Bebió de un trago media cerveza y miró de nuevo a la mesa
donde ella estaba hacía un momento. Aún quedaba la marca de sus labios en el
vaso y ese olor, que teñía la atmósfera de un bar cualquiera.
Volvió al día siguiente, a la misma hora, y esperó paciente
que volviese a entrar, a pedir su refresco de medio día, a reír mientras leía
ese libro (“tengo que averiguar cuál es”, pensó) y a volver a salir, dejando el
ambiente enrarecido y su corazón a punto de estallar.
Así llevaba casi una semana, viéndola entrar, fijándose en
cada detalle (acaso podría hacer, aunque quisiera, otra cosa), en cada hoyuelo
de sus mejillas al sonreír, en la forma de coger el vaso, distraída mientras
pasaba a la página siguiente, dar un sorbo corto y volver a dejarlo en la mesa,
en cómo de vez en cuando levantaba la mirada y echaba un vistazo a la barra del
bar (habría jurado que hasta lo veía) antes de volver a fijar sus grandes ojos
negros en su libro, en cómo al terminar de beber pedía la cuenta con un leve
gesto de su muñeca y ponía la cantidad exacta encima de la mesa antes de
levantarse y volver a abandonarlo sin siquiera saber que existe.

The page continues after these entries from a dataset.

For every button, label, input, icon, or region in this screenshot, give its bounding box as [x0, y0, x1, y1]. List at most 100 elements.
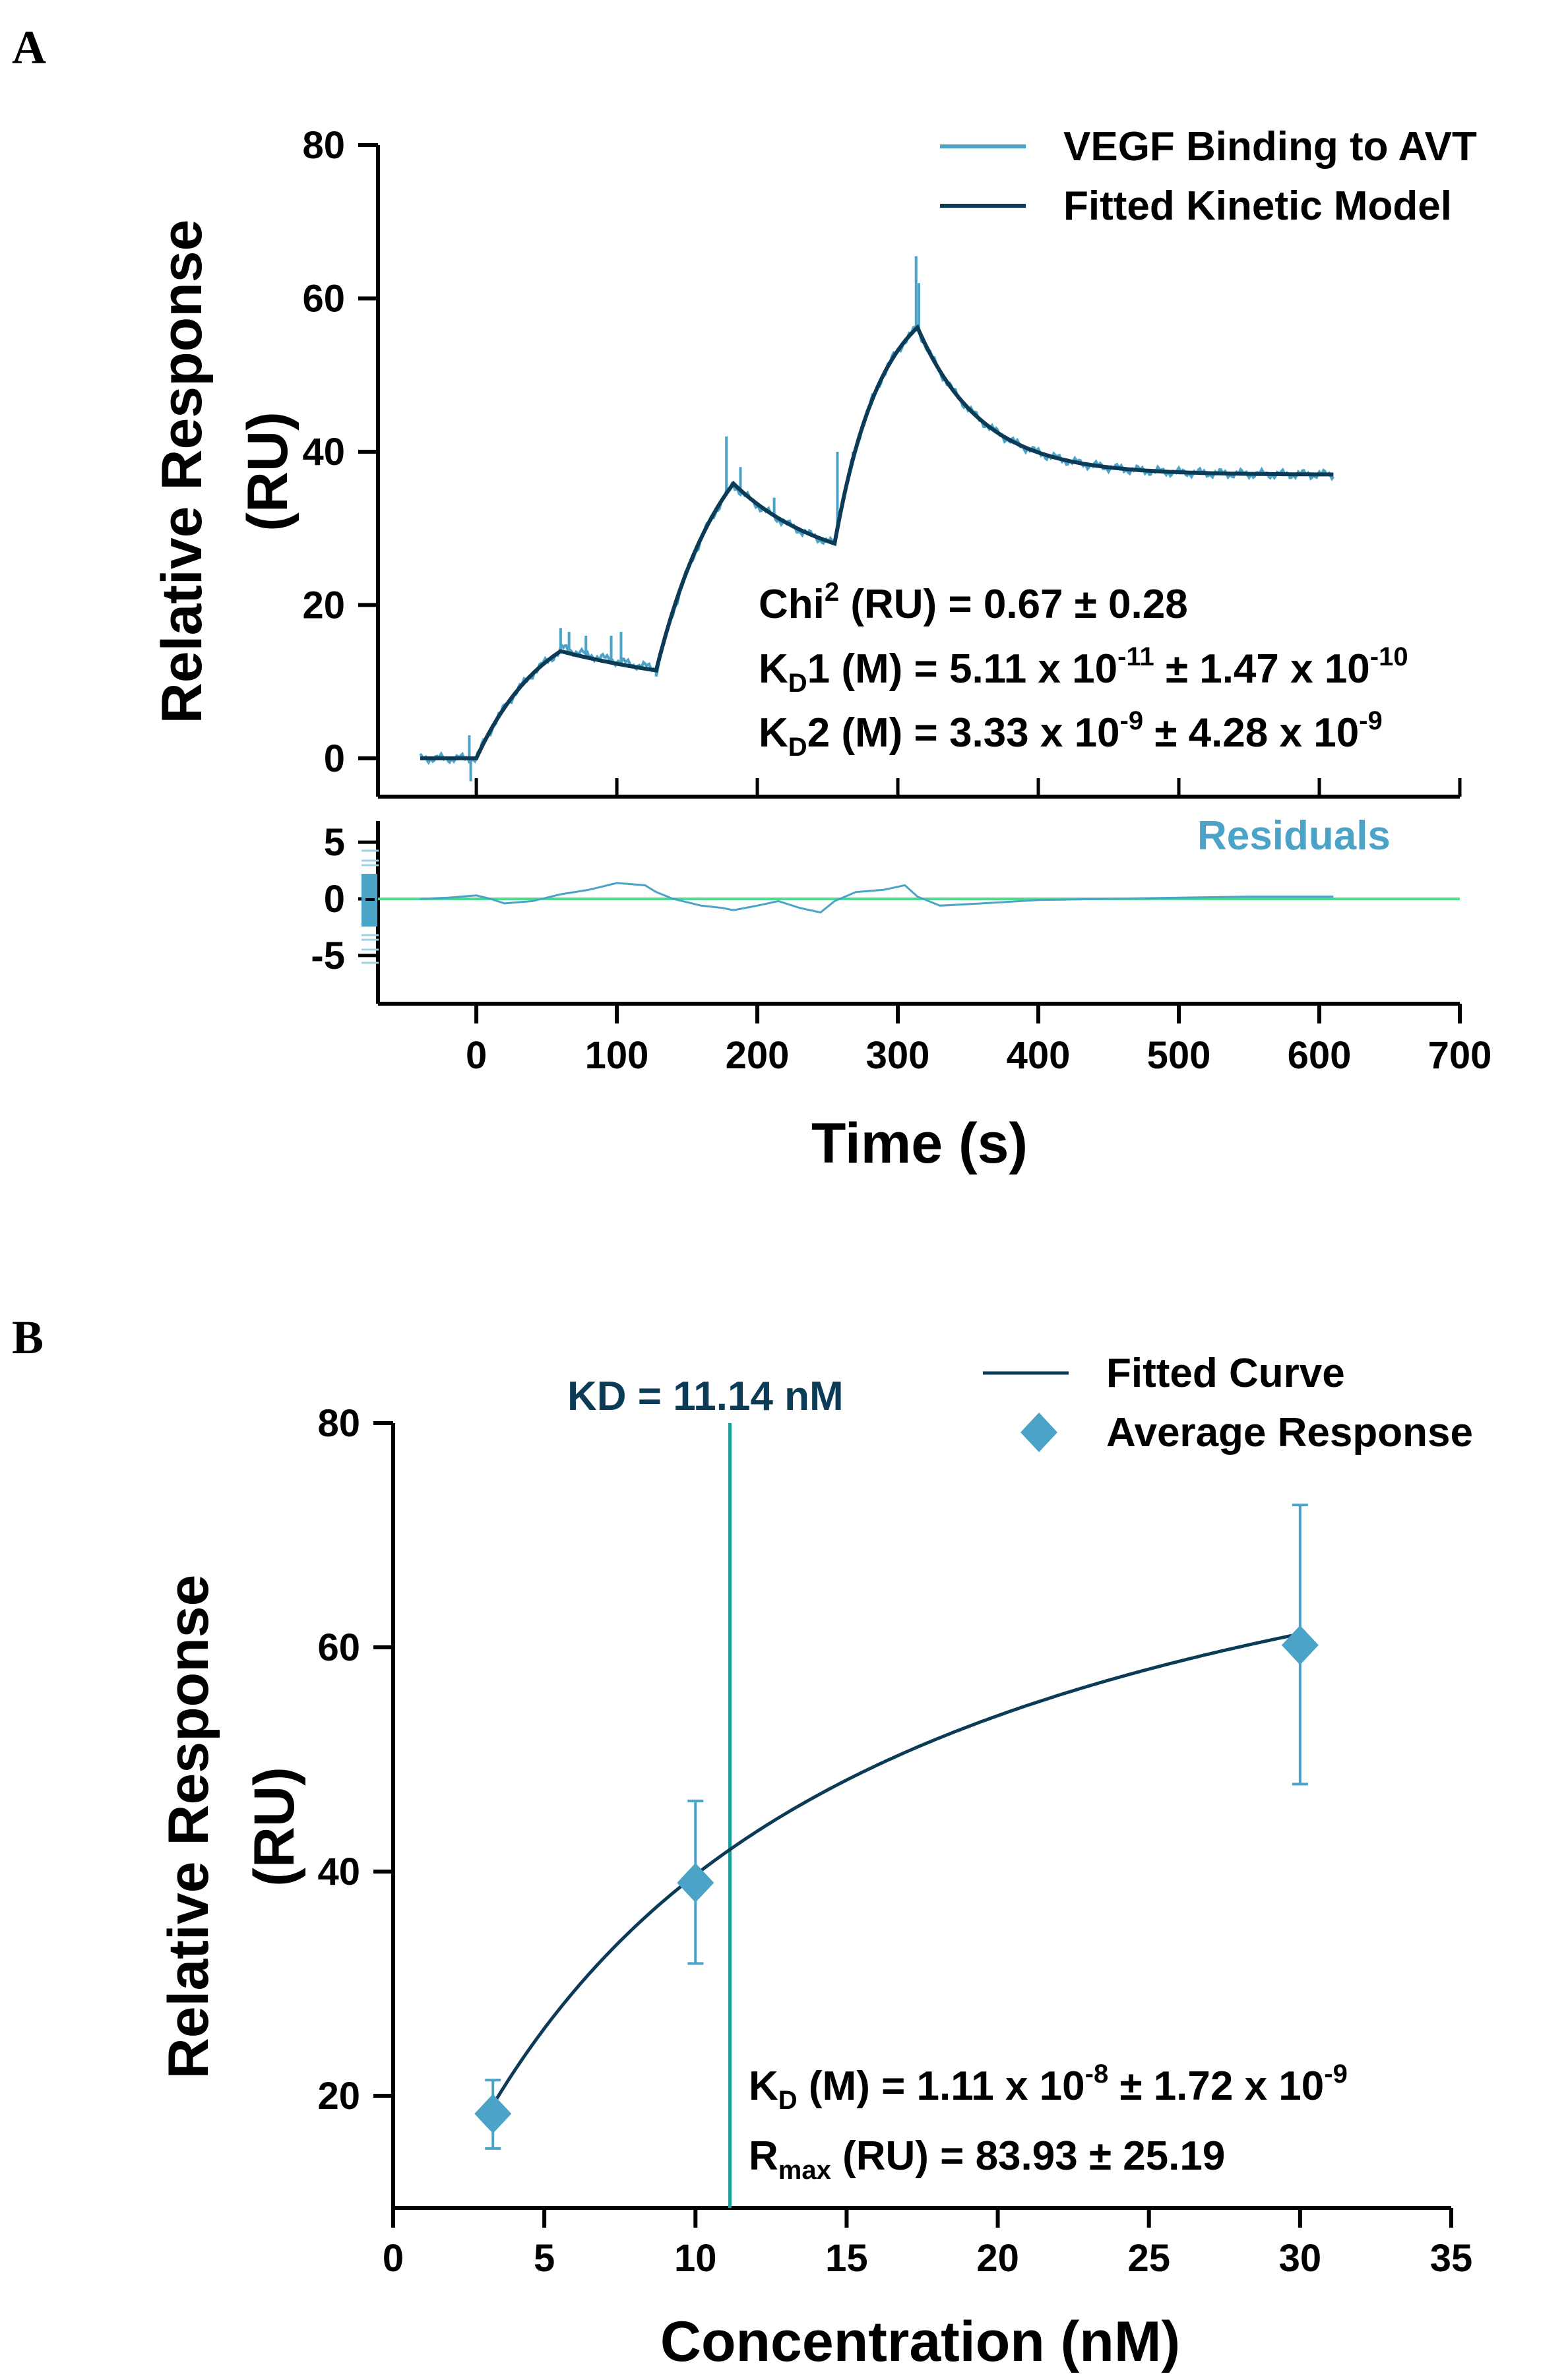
a-kd1-k: K	[759, 646, 788, 692]
a-fit-line	[420, 324, 1334, 760]
b-rmax-text: Rmax (RU) = 83.93 ± 25.19	[749, 2133, 1225, 2185]
a-chi2-rest: (RU) = 0.67 ± 0.28	[839, 582, 1188, 627]
a-y-label-line2: (RU)	[236, 412, 299, 532]
b-x-label: Concentration (nM)	[660, 2310, 1180, 2373]
b-x-tick-label: 35	[1430, 2237, 1473, 2280]
a-kd1-sub: D	[788, 669, 807, 698]
b-data-point	[677, 1863, 714, 1903]
b-x-tick-label: 15	[825, 2237, 868, 2280]
a-residuals-series	[420, 882, 1334, 914]
a-y-ticks: 0 20 40 60 80	[302, 124, 378, 780]
a-residuals-left-hatch	[361, 849, 379, 964]
b-y-tick-label: 20	[317, 2075, 360, 2118]
a-kd1-exp2: -10	[1370, 642, 1408, 671]
b-x-ticks: 0 5 10 15 20 25 30 35	[383, 2208, 1472, 2280]
a-x-label: Time (s)	[811, 1112, 1028, 1175]
a-y-tick-label: 40	[302, 431, 345, 473]
b-data-point	[1281, 1625, 1319, 1665]
a-y-tick-label: 80	[302, 124, 345, 167]
b-x-tick-label: 5	[534, 2237, 555, 2280]
panel-a-label: A	[12, 21, 46, 74]
b-rmax-r: R	[749, 2133, 778, 2179]
b-rmax-sub: max	[778, 2156, 831, 2185]
a-x-ticks: 0 100 200 300 400 500 600 700	[466, 778, 1491, 1077]
a-residuals-line	[420, 882, 1334, 914]
a-legend: VEGF Binding to AVT Fitted Kinetic Model	[940, 124, 1477, 229]
a-kd2-b: ± 4.28 x 10	[1143, 710, 1359, 756]
b-fit-series	[491, 1632, 1301, 2106]
panel-b: B 20 40 60 80 0 5 10 15 20 25 30 35 Relative Respo…	[12, 1311, 1473, 2373]
a-kd1-exp1: -11	[1117, 642, 1154, 671]
a-residuals-y-tick-label: 5	[324, 821, 345, 864]
b-y-label-2: (RU)	[243, 1767, 306, 1887]
a-y-tick-label: 0	[324, 737, 345, 780]
a-residuals-left-bar-mark	[365, 898, 375, 901]
a-x-tick-label: 400	[1007, 1034, 1071, 1077]
a-x-tick-label: 700	[1428, 1034, 1492, 1077]
a-y-tick-label: 20	[302, 584, 345, 626]
a-x-tick-label: 500	[1147, 1034, 1211, 1077]
a-chi2-text: Chi2 (RU) = 0.67 ± 0.28	[759, 578, 1188, 627]
a-kd1-a: 1 (M) = 5.11 x 10	[807, 646, 1117, 692]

Todos los días postergaba pronunciar las palabras que
reposaban entre sus dientes hasta la siguiente cerveza. Esa siguiente cerveza
que siempre pedía demasiado tarde. Todos los días pensaba que mañana no
esperaría tanto. Y mañana llegaba pero él bebía de un trago media cerveza y
miraba de nuevo a la mesa donde ella estaba hacía un momento.